A key factor is that Strauss is extremely well informed, and (unlike her Post colleague Jay Mathews) accrues no personal benefit from the image of the reforms she covers. (Yes, I do mean that: If Jay starts taking a hard look at KIPP attrition and selectivity and tarnishes some of its luster, will his next book about KIPP sell?)

By the way, moderators at the Huffington Post fail to approve a number of comments from critics of education reform -- including those who I know to be sane and erudite -- but to be fair, maybe they fail to approve comments from reformistas too. As far as I know, the Huffington Post has always approved my comments, but others voice distress about theirs being blocked.

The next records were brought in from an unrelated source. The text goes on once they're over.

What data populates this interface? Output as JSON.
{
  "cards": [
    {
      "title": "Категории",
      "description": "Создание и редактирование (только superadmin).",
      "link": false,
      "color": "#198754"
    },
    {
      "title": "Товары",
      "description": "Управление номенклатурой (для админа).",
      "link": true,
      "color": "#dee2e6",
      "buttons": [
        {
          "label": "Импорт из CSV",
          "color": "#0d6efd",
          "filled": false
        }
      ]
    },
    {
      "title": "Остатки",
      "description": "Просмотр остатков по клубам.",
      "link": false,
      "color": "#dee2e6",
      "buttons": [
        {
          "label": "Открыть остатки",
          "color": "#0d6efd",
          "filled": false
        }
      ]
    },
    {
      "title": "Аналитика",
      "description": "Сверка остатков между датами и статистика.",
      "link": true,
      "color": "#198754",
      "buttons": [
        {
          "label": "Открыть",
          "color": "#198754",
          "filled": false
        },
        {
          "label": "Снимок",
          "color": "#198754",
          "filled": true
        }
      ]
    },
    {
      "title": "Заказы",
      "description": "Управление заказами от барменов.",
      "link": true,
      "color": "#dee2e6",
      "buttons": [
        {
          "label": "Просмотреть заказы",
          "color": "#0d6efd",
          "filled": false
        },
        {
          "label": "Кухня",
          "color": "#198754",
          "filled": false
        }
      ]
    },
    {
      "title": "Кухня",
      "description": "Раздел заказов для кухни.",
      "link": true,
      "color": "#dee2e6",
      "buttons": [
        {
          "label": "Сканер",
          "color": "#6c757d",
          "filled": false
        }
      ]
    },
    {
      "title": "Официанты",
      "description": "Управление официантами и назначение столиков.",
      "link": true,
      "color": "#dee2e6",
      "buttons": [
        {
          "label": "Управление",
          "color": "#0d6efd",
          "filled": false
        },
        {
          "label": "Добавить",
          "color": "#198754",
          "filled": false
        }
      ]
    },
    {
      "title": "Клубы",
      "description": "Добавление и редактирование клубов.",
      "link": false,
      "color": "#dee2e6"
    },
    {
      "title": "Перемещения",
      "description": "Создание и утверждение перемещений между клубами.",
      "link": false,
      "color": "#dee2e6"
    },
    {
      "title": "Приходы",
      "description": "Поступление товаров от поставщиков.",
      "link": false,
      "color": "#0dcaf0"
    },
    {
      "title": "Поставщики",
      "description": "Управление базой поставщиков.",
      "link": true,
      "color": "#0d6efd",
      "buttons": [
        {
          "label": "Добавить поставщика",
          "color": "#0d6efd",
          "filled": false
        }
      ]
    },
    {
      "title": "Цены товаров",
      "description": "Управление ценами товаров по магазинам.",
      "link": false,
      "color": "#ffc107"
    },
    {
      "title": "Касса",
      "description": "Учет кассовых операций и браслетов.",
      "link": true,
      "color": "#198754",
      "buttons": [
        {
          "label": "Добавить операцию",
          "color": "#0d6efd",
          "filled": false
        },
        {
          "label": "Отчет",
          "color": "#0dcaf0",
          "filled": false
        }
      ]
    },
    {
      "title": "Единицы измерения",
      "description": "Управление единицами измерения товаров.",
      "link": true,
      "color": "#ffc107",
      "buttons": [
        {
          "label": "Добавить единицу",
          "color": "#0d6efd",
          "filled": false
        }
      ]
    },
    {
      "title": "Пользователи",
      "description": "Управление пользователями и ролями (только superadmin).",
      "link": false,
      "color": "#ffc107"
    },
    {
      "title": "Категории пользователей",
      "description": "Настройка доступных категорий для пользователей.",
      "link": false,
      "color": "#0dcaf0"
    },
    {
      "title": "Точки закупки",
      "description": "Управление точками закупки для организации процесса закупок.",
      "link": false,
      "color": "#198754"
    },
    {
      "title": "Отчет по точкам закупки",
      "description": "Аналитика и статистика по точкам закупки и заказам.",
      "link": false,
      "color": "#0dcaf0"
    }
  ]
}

really? wow. i'd love to hear / seee more -- comments that have been blocked, or a description of types of things that don't make it. or is there a brave huffpo moderator who's willing to tell us more?

it's been reported that HP blocks comments about boss arianna's airplane incident, btw

Back when Davis Guggenheim had a blip of an impulse to hear from teachers, I left a comment in response on Huffington Post, and it was blocked. Nothing that would violate anyones terms and conditions, and in fact, moderate in tone compared to some that were posted. I chalk it up to incompetence more than a specific agenda, as they posted my next, nearly identical comment, and many others that were similar.

My comments on the "Superman" blog were blocked, too. I posted three times, and the third time, my comments went up. At that point, the comments were running about 80-to-1 against WFS and Mr. Guggenheim himself. Soon thereafter, the post stopped accepting comments, possibly leading Mr. Guggenheim to suggest (in a subsequent article in On the Red Carpet) that *unions* were directing teachers to post unpleasant comments. As if we wouldn't post unless Big Union Brother told us to.


How do you know that Ms. Strauss is informed? I have yet to see her engage in a debate or respond to criticism on her musings. Seems if she was informed she would not hide or hide behind the writings of others that she posts on her blog.

Give Mr. Mathews credit for responding to critics who comment on his articles and he engages directly in the debate. It certainly makes him more credible than his counterpart.

And to enhance Mr. Russo's point, engaging in the debate would make The Answer Sheet much more compelling.

"...progressive voices poking holes in the centrist belief system."

At least you called it what it is, a belief system. It is hard to have a debate with people who can't seem to muster any compelling facts or arguments to support their positions. Ideology is not enough.